«Il mondo resterà sorpreso» ha giurato Jaad Zurma, presidente del Sudafrica davanti a Sepp Blatter, presidente della Fifa, prima di aprire le danze del sorteggio. Si riferiva naturalmente all’organizzazione del prossimo mondiale di calcio: gli possiamo credere, sulla parola. Nel frattempo il mondo è rimasto stregato dall’urna di Città del Capo che è stata un vero assist servito agli azzurri campioni del mondo in carica e al suo ct Marcello Lippi. È andata di lusso all’Italia, anche se solo per il girone iniziale: in sequenza Paraguay, Nuova Zelanda e Slovacchia sono rivali teneri, decisamente alla portata di Cannavaro e soci. Consentiranno di preparare il mondiale senza ricorrere a brusche accelerazioni, caricando le batterie nelle ultime settimane utili, dopo aver completato una stagione capace di stremare anche la più attrezzata delle armate.
Andiamo al sodo: basterà vincere la prima sfida (14 giugno a Città del Capo ore 20.30)per regolare i conti del raggruppamento, è un classico del mondiale. I neozelandesi (alla seconda edizione della loro storia, reduci da una qualificazione ridotta, 8 partite in tutto), appuntamento il 20 giugno a Nelspruit, ore 16, non possono fare ombra, semmai possono fare da ago della bilancia nel girone F, effe come fortuna a pensarci bene, dovessero diventare la nazionale materasso. Alla fine il numero dei gol fatti può orientare la qualificazione il destino successivo di una Nazionale. Più evidente lo spessore tignoso della Slovacchia al debutto in un torneo iridato: è stata capace di sorprendere Repubblica Ceca, Irlanda del Nord e Polonia messe in fila con uno strepitoso ruolino di marcia (7 vittorie, 1 pareggio e 2 sconfitte), lasciando in seconda fila la Slovenia. Può perciò ancora stupire se gli azzurri non dovessero giungere al terzo e decisivo (si gioca a Johannesburg alle ore 16 il 24 giugno) in buone condizioni. Proprio come capitò quattro anni prima durante la cavalcata in Germania: allora Lippi apparecchiò una partenza sprint (2 a 0 sul Ghana), rallentamento con gli Usa (1 a 1) e poi successo di slancio su Nedved (2 a 0 sulla Repubblica Ceca). Hamsik è il suo calciatore simbolo: giovane, arrembante, alimentato dalla voglia di stupire.

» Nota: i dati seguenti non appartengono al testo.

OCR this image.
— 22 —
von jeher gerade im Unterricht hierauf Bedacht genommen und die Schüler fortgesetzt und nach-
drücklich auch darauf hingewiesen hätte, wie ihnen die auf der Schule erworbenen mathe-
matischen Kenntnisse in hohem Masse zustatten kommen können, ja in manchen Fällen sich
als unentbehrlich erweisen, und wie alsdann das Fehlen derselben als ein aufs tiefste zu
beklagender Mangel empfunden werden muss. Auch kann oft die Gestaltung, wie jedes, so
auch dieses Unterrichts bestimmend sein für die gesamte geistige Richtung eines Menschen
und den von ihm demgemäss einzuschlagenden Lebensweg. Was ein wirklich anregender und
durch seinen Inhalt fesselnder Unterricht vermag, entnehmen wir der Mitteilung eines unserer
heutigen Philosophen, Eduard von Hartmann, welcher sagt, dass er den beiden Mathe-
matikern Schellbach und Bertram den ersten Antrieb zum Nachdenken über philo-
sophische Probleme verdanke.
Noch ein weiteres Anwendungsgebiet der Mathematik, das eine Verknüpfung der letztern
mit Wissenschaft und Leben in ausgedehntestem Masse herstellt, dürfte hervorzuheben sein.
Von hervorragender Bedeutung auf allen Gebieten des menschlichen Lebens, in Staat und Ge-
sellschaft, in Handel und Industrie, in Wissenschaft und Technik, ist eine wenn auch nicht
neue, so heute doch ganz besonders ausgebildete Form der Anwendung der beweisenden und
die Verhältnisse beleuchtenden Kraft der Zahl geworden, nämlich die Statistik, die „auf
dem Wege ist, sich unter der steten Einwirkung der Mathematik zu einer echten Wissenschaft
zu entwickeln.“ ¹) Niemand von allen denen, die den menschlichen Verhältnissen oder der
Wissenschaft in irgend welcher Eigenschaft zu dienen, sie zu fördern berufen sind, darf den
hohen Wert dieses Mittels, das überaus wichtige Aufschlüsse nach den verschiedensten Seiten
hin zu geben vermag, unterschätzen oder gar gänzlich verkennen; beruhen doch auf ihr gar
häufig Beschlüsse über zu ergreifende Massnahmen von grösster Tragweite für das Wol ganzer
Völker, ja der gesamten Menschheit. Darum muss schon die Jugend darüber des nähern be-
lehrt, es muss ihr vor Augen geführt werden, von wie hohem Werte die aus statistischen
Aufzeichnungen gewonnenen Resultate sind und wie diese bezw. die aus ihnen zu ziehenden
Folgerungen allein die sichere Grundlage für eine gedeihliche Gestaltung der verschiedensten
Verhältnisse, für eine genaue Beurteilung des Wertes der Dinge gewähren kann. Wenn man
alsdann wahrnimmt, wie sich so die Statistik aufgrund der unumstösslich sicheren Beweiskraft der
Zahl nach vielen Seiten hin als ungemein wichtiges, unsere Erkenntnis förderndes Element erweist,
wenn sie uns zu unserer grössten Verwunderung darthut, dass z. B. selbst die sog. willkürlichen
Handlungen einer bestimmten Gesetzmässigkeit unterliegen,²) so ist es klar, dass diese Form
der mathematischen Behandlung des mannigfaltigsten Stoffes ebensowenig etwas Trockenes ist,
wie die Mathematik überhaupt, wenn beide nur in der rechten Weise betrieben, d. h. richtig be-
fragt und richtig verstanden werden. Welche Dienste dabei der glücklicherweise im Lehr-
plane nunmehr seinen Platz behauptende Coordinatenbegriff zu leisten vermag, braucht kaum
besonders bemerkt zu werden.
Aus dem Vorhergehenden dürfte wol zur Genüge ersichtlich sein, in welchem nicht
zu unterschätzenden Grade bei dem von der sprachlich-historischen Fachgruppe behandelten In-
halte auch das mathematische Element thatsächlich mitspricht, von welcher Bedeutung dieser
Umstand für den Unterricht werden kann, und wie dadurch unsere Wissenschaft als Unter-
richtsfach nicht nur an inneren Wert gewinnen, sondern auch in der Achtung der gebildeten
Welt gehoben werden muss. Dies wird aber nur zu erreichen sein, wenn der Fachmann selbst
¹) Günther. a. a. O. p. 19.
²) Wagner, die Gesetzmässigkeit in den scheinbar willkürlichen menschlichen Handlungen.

Dove finisce il burro, per l’Italia, comincia il torrone. Perché poi, leggendo gli incroci resi possibili dal tabellone, la Nazionale dovrà allacciarsi le cinture di sicurezza e chiamare a raccolta le migliori risorse del gruppo. Ecco la sequenza che ha già provocato i brividi lungo la schiena di Lippi: ottavi di finale probabili con Camerun o Danimarca, quindi Spagna o Brasile nei quarti, Germania o Argentina l’eventuale semifinale. C’è una sola consolazione in questo scenario: c’è la sicurezza di non incrociare mai l’Inghilterra di Fabio Capello, uno dei candidati più autorevoli al successo finale. Sarà il bigliettino da visita per reclamare e ottenere la designazione ai mondiale del 2016.
Nella storia moderna del calcio italiano, l’edizione successiva alla conquista si è conclusa con un risultato deludente. Enzo Bearzot, con l’aureola in testa, accompagnò in Messico, nell’estate dell’86, una Nazionale mista, composta per metà da reduci, per l’altra metà da giovanotti (tipo Vialli) alle prime armi. L’esito, deciso anche da un ballottaggio tra portieri non proprio esaltante (Galli-Tancredi), fu deludente. Agli ottavi, lo spietato Platini ci mise alla porta. Lippi e i suoi guerrieri possono fare meglio, solo se avranno, come a Duisburg, grandi motivazioni e una condizione fisica sorprendente. Dovremo trovare almeno due-tre fuoriclasse in qualità di santi protettori. Buffon e Pirlo, se non spolpati, sono due: manca il terzo. Lo si potrebbe trovare tra altri due reduci: Nesta e Totti, qualora dovessero finire, all’ultimo momento, sull’aereo per il Sudafrica.
Giancarlo Abete, presidente della Federcalcio, si è presentato sulla scena in punta di piedi. La coreografia prevista gli assegnava il ruolo più malinconico: la riconsegna della coppa che fino a qualche giorno fa brillava nel suo ufficio di via Allegri, a Roma. «La riconquisteremo» ha detto. Chissà se ne è davvero convinto.